The four-year plan includes the district and its students meeting guidelines and benchmarks at 24 months and 48 months, Taylor said. Taylor would not provide a copy of the plan.

The Benton Harbor school board has twice rejected plans by Gov. Gretchen Whitmer and her office, including a more recent plan that would have increased teacher compensation and installed measures to boost student proficiency. Whitmer has traveled to the city twice in five weeks to meet with school board members.

Whitmer caused an uproar in May when she sent the Benton Harbor school board a proposal to close its high schools in 2020 and send those students to predominantly white districts. In June, her representatives were booed at a school board meeting at Benton Harbor high school when several hundred members of the community rejected Whitmer's plan.

Benton Harbor High School students walk past the front of the high school in Benton Harbor, Mich., Tuesday, June 11, 2019, in preparation of an annual Peace Walk held at the end of the school year.  The Benton Harbor School Board has released a plan aimed at keeping the district's high school open and avoiding a state-threatened shutdown of the struggling district.

Taylor said the district continues to have a cooperative agreement in place with the Michigan Department of Education through 2023, and that no one can come in and break the agreement and close schools.

Whitmer spokeswoman Tiffany Brown on Tuesday said that agreement, which was authorized by the state's School Reform Office, no longer exists. The state eliminated the office as of July 1.

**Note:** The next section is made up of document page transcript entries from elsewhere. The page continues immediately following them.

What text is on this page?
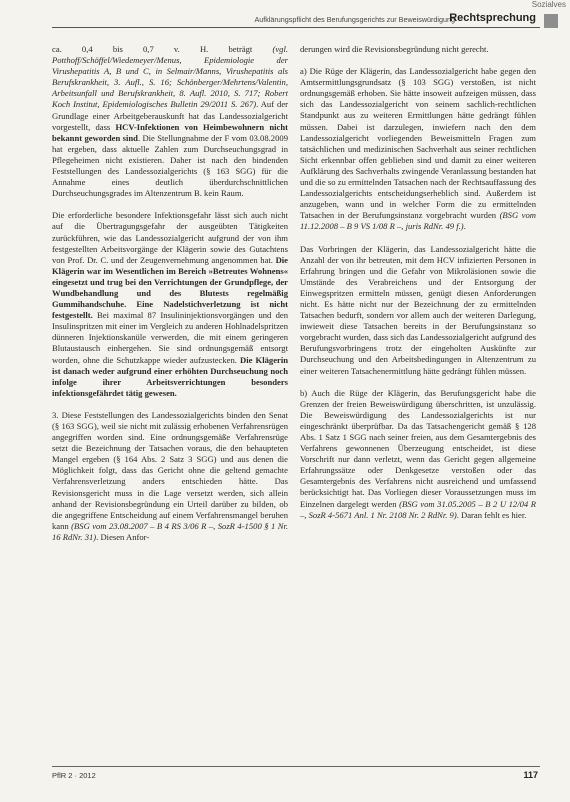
Sozialves
Aufklärungspflicht des Berufungsgerichts zur Beweiswürdigung
Rechtsprechung

ca. 0,4 bis 0,7 v. H. beträgt (vgl. Potthoff/Schöffel/Wiedemeyer/Menus, Epidemiologie der Virushepatitis A, B und C, in Selmair/Manns, Virushepatitis als Berufskrankheit, 3. Aufl., S. 16; Schönberger/Mehrtens/Valentin, Arbeitsunfall und Berufskrankheit, 8. Aufl. 2010, S. 717; Robert Koch Institut, Epidemiologisches Bulletin 29/2011 S. 267). Auf der Grundlage einer Arbeitgeberauskunft hat das Landessozialgericht vorgestellt, dass HCV-Infektionen von Heimbewohnern nicht bekannt geworden sind. Die Stellungnahme der F vom 03.08.2009 hat ergeben, dass aktuelle Zahlen zum Durchseuchungsgrad in Pflegeheimen nicht existieren. Daher ist nach den bindenden Feststellungen des Landessozialgerichts (§ 163 SGG) für die Annahme eines deutlich überdurchschnittlichen Durchseuchungsgrades im Altenzentrum B. kein Raum.

Die erforderliche besondere Infektionsgefahr lässt sich auch nicht auf die Übertragungsgefahr der ausgeübten Tätigkeiten zurückführen, wie das Landessozialgericht aufgrund der von ihm festgestellten Arbeitsvorgänge der Klägerin sowie des Gutachtens von Prof. Dr. C. und der Zeugenvernehmung angenommen hat. Die Klägerin war im Wesentlichen im Bereich »Betreutes Wohnens« eingesetzt und trug bei den Verrichtungen der Grundpflege, der Wundbehandlung und des Blutests regelmäßig Gummihandschuhe. Eine Nadelstichverletzung ist nicht festgestellt. Bei maximal 87 Insulininjektionsvorgängen und den Insulinspritzen mit einer im Vergleich zu anderen Hohlnadelspritzen dünneren Injektionskanüle verwerden, die mit einem geringeren Blutaustausch einhergehen. Sie sind ordnungsgemäß entsorgt worden, ohne die Schutzkappe wieder aufzustecken. Die Klägerin ist danach weder aufgrund einer erhöhten Durchseuchung noch infolge ihrer Arbeitsverrichtungen besonders infektionsgefährdet tätig gewesen.

3. Diese Feststellungen des Landessozialgerichts binden den Senat (§ 163 SGG), weil sie nicht mit zulässig erhobenen Verfahrensrügen angegriffen worden sind. Eine ordnungsgemäße Verfahrensrüge setzt die Bezeichnung der Tatsachen voraus, die den behaupteten Mangel ergeben (§ 164 Abs. 2 Satz 3 SGG) und aus denen die Möglichkeit folgt, dass das Gericht ohne die geltend gemachte Verfahrensverletzung anders entschieden hätte. Das Revisionsgericht muss in die Lage versetzt werden, sich allein anhand der Revisionsbegründung ein Urteil darüber zu bilden, ob die angegriffene Entscheidung auf einem Verfahrensmangel beruhen kann (BSG vom 23.08.2007 – B 4 RS 3/06 R –, SozR 4-1500 § 1 Nr. 16 RdNr. 31). Diesen Anfor-

derungen wird die Revisionsbegründung nicht gerecht.

a) Die Rüge der Klägerin, das Landessozialgericht habe gegen den Amtsermittlungsgrundsatz (§ 103 SGG) verstoßen, ist nicht ordnungsgemäß erhoben. Sie hätte insoweit aufzeigen müssen, dass sich das Landessozialgericht von seinem sachlich-rechtlichen Standpunkt aus zu weiteren Ermittlungen hätte gedrängt fühlen müssen. Dabei ist darzulegen, inwiefern nach den dem Landessozialgericht vorliegenden Beweismitteln Fragen zum tatsächlichen und medizinischen Sachverhalt aus seiner rechtlichen Sicht erkennbar offen geblieben sind und damit zu einer weiteren Aufklärung des Sachverhalts zwingende Veranlassung bestanden hat und die so zu ermittelnden Tatsachen nach der Rechtsauffassung des Landessozialgerichts entscheidungserheblich sind. Außerdem ist anzugeben, wann und in welcher Form die zu ermittelnden Tatsachen in der Berufungsinstanz vorgebracht wurden (BSG vom 11.12.2008 – B 9 VS 1/08 R –, juris RdNr. 49 f.).

Das Vorbringen der Klägerin, das Landessozialgericht hätte die Anzahl der von ihr betreuten, mit dem HCV infizierten Personen in Erfahrung bringen und die Gefahr von Mikroläsionen sowie die Umstände des Verabreichens und der Entsorgung der Einwegspritzen ermitteln müssen, genügt diesen Anforderungen nicht. Es hätte nicht nur der Bezeichnung der zu ermittelnden Tatsachen bedurft, sondern vor allem auch der weiteren Darlegung, inwieweit diese Tatsachen bereits in der Berufungsinstanz so vorgebracht wurden, dass sich das Landessozialgericht aufgrund des Berufungsvorbringens trotz der eingeholten Auskünfte zur Durchseuchung und den Arbeitsbedingungen in Altenzentrum zu einer weiteren Tatsachenermittlung hätte gedrängt fühlen müssen.

b) Auch die Rüge der Klägerin, das Berufungsgericht habe die Grenzen der freien Beweiswürdigung überschritten, ist unzulässig. Die Beweiswürdigung des Landessozialgerichts ist nur eingeschränkt überprüfbar. Da das Tatsachengericht gemäß § 128 Abs. 1 Satz 1 SGG nach seiner freien, aus dem Gesamtergebnis des Verfahrens gewonnenen Überzeugung entscheidet, ist diese Vorschrift nur dann verletzt, wenn das Gericht gegen allgemeine Erfahrungssätze oder Denkgesetze verstoßen oder das Gesamtergebnis des Verfahrens nicht ausreichend und umfassend berücksichtigt hat. Das Vorliegen dieser Voraussetzungen muss im Einzelnen dargelegt werden (BSG vom 31.05.2005 – B 2 U 12/04 R –, SozR 4-5671 Anl. 1 Nr. 2108 Nr. 2 RdNr. 9). Daran fehlt es hier.

PflR 2 · 2012	117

"The district is no longer under an agreement authorized by a law that no longer exists," Brown said.

The district serves about 1,800 mostly black students and has $18.4 million in debt.

The Michigan attorney general has said Whitmer has no legal authority to close Benton Harbor's high schools, but she could deploy a financial review team whose work might result in an emergency manager overseeing the troubled district.